I think that the min co-occurence mechanism in lulu has a bug (see tobiasgf/lulu#8), so changing the min co-occurence should have a limited effect on lulu's results.

Thanks for your explanation @frederic-mahe ! I'll try it out and let you know!

mimouschka commented 6 months ago

Following up on your question (tobiasgf/lulu#20), the min ratio is the abundance of the potential parent divided by the abundance of the child. The default value is 1.0, meaning that the child can be almost as abundant as the potential parent.

A ratio of 1001/1000 passes the filter. A ratio of 1000/1000 does not. You generally want to set min ratio to values >= 1.0. A min ratio smaller than 1.0 would mean that the child can be more abundant than the potential parent, which defeats the purpose of the whole approach.

Thanks for your explanation, reading the methods of the original lulu paper and its GitHub readme made me understand that the ratio was abundance of child / potential parent.
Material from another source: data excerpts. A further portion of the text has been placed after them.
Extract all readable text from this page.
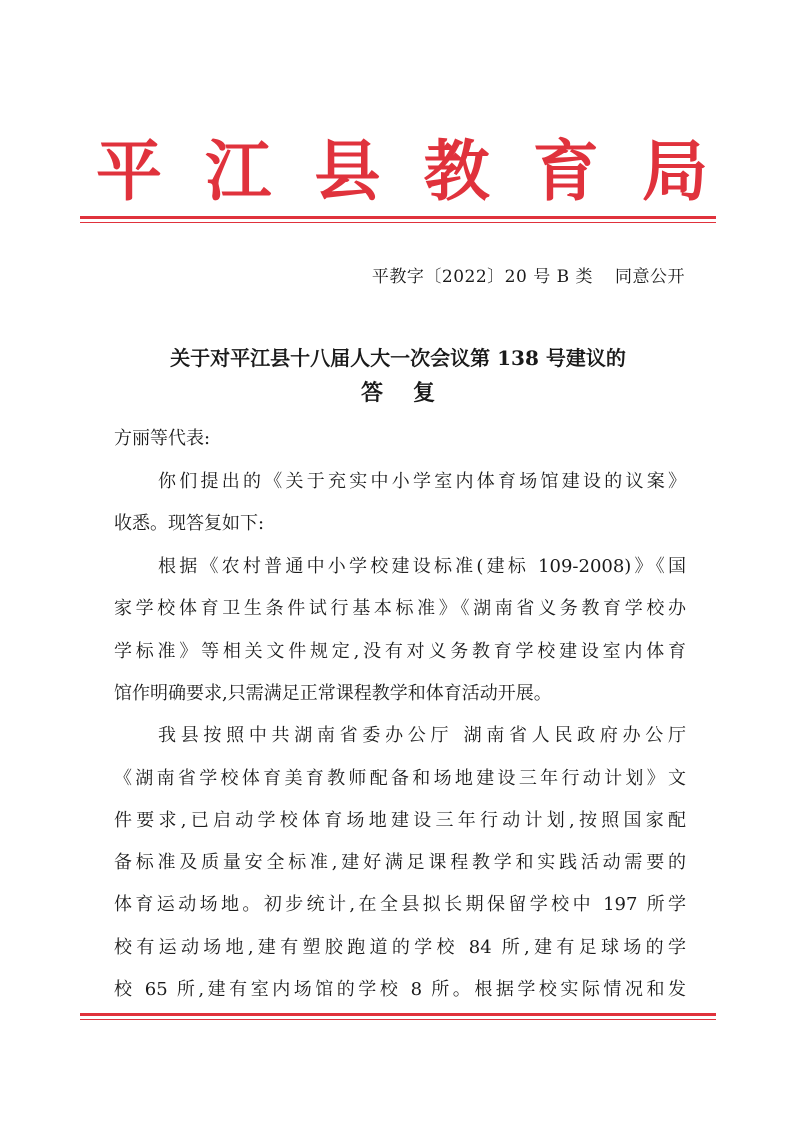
平 江 县 教 育 局
平教字〔2022〕20 号 B 类 同意公开
关于对平江县十八届人大一次会议第 138 号建议的
答复
方丽等代表:
你们提出的《关于充实中小学室内体育场馆建设的议案》
收悉。现答复如下:
根据《农村普通中小学校建设标准(建标 109-2008)》《国
家学校体育卫生条件试行基本标准》《湖南省义务教育学校办
学标准》等相关文件规定,没有对义务教育学校建设室内体育
馆作明确要求,只需满足正常课程教学和体育活动开展。
我县按照中共湖南省委办公厅 湖南省人民政府办公厅
《湖南省学校体育美育教师配备和场地建设三年行动计划》文
件要求,已启动学校体育场地建设三年行动计划,按照国家配
备标准及质量安全标准,建好满足课程教学和实践活动需要的
体育运动场地。初步统计,在全县拟长期保留学校中 197 所学
校有运动场地,建有塑胶跑道的学校 84 所,建有足球场的学
校 65 所,建有室内场馆的学校 8 所。根据学校实际情况和发
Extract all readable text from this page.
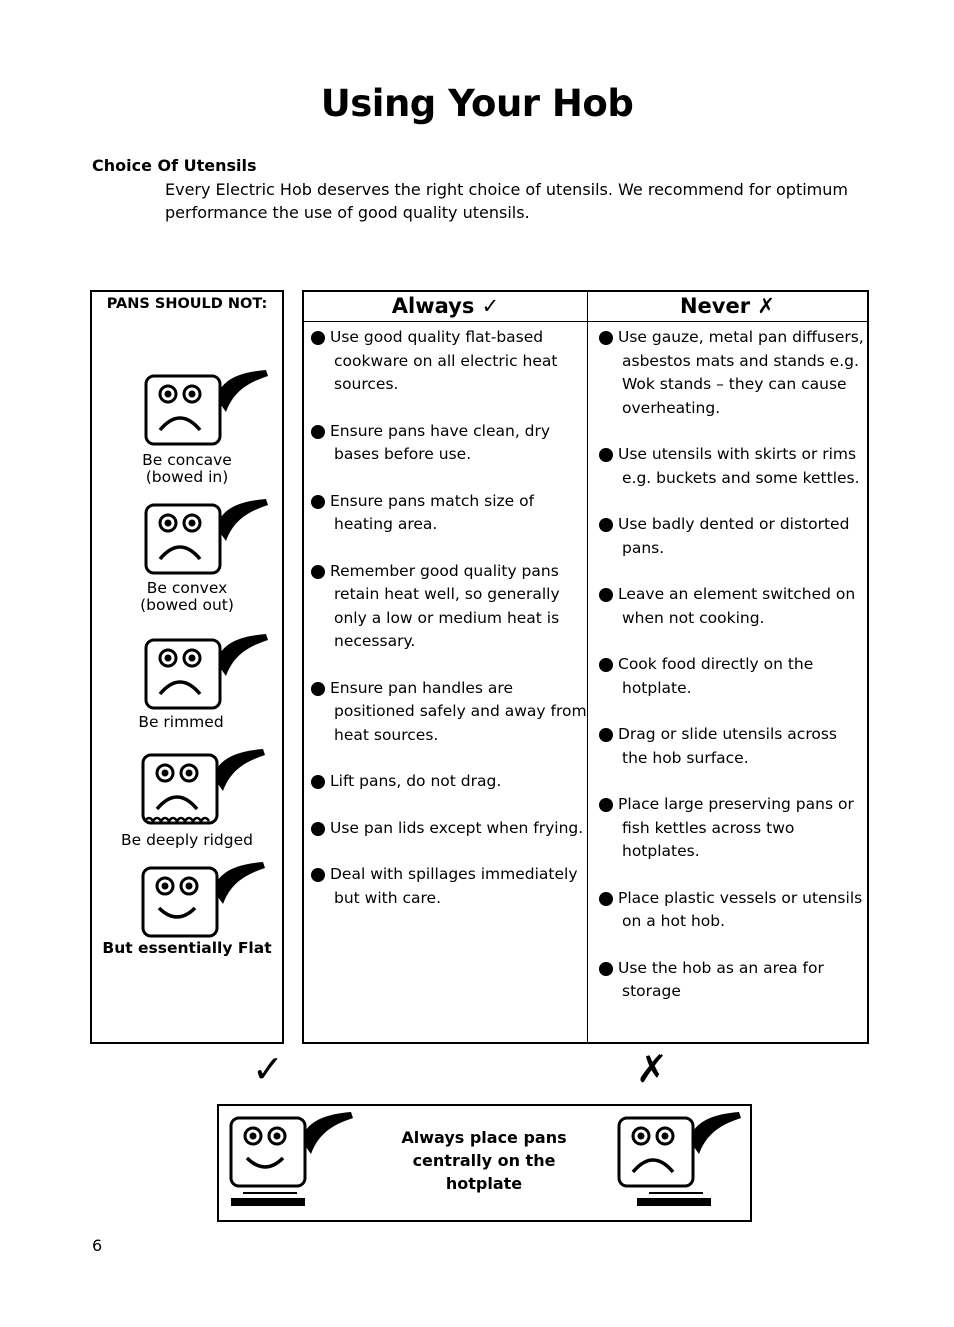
Using Your Hob
Choice Of Utensils
Every Electric Hob deserves the right choice of utensils. We recommend for optimum performance the use of good quality utensils.
PANS SHOULD NOT:
Be concave
(bowed in)
Be convex
(bowed out)
Be rimmed
Be deeply ridged
But essentially Flat
Always ✓	Never ✗
Use good quality flat-based cookware on all electric heat sources.
Ensure pans have clean, dry bases before use.
Ensure pans match size of heating area.
Remember good quality pans retain heat well, so generally only a low or medium heat is necessary.
Ensure pan handles are positioned safely and away from heat sources.
Lift pans, do not drag.
Use pan lids except when frying.
Deal with spillages immediately but with care.
Use gauze, metal pan diffusers, asbestos mats and stands e.g. Wok stands – they can cause overheating.
Use utensils with skirts or rims e.g. buckets and some kettles.
Use badly dented or distorted pans.
Leave an element switched on when not cooking.
Cook food directly on the hotplate.
Drag or slide utensils across the hob surface.
Place large preserving pans or fish kettles across two hotplates.
Place plastic vessels or utensils on a hot hob.
Use the hob as an area for storage
✓	✗
Always place pans centrally on the hotplate
6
I agree that the child abundance should be lower than the parent's, and I think that allowing it to be up to as abundant as the parent's (ratio=1) can lead to the loss of OTUs for closely related co-occuring species

frederic-mahe commented 6 months ago

reading the methods of the original lulu paper and its GitHub readme made me understand that the ratio was abundance of child / potential parent.

Yes, documentation is unclear. The best way to know for sure is to make a test:

require(dplyr)
require(lulu)

## create an example with an abundance ratio > 10
matchlist <- data.frame(x = "B" , y = "A", z = 99.0)
otutable <- data.frame(
  row.names = c("A", "B"),
  s1 = c(12, 1),
  s2 = c(12, 1))

## - min ratio threshold = 0.1
## - if ratio is Child/Parent, then B is the parent
##   (A is merged with B)
lulu::lulu(otutable, matchlist, minimum_ratio = 0.1)$curated_table

## no merging

## Alternative hypothesis:
## - min ratio threshold = 10
## - if ratio is Parent/Child, then A is the parent
##   (B is merged with A)
lulu::lulu(otutable, matchlist, minimum_ratio = 10)$curated_table

## merging

Ratio seems to be Parent/Child in lulu (same thing in mumu).
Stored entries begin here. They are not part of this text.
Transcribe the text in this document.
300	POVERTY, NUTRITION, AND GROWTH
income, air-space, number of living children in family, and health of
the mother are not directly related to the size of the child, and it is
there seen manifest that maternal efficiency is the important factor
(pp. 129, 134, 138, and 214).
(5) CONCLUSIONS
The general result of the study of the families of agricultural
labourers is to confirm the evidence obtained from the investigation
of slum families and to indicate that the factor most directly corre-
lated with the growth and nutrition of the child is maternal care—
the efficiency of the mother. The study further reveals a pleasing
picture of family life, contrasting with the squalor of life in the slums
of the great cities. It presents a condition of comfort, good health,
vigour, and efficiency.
In practice, I think lulu expects OTUs to be sorted by decreasing abundance and will not consider as potential parents OTUs that are lower in the list:

## B is more abundant than A, but appears after A
otutable <- data.frame(
  row.names = c("A", "B"),
  s1 = c(1, 12),
  s2 = c(1, 12))

## hypothesis: OTU order does not matter
lulu::lulu(otutable, matchlist, minimum_ratio = 0.1)$curated_table
lulu::lulu(otutable, matchlist, minimum_ratio = 10)$curated_table

## no merging

For lulu, order seems to matter, min ratios below 1.0 seem to be ignored.

mimouschka commented 6 months ago

Hi @frederic-mahe thanks for clarifying, very helpful indeed. so:

frederic-mahe commented 6 months ago

min ratio is min abundance ratio Parent/Child and can be >= 1 in both lulu and mumu (1: child can be up to as abundant as parent, 10: parent must be 10x more abundant than child for the child to be merged to the parent, etc...)

Yes, that is correct.

lulu expects OTUs to be sorted by decreasing abundance in the OTU table. This is not the case for MUMU (?).

mumu sorts input data. So, mumu's results are not dependent on input order.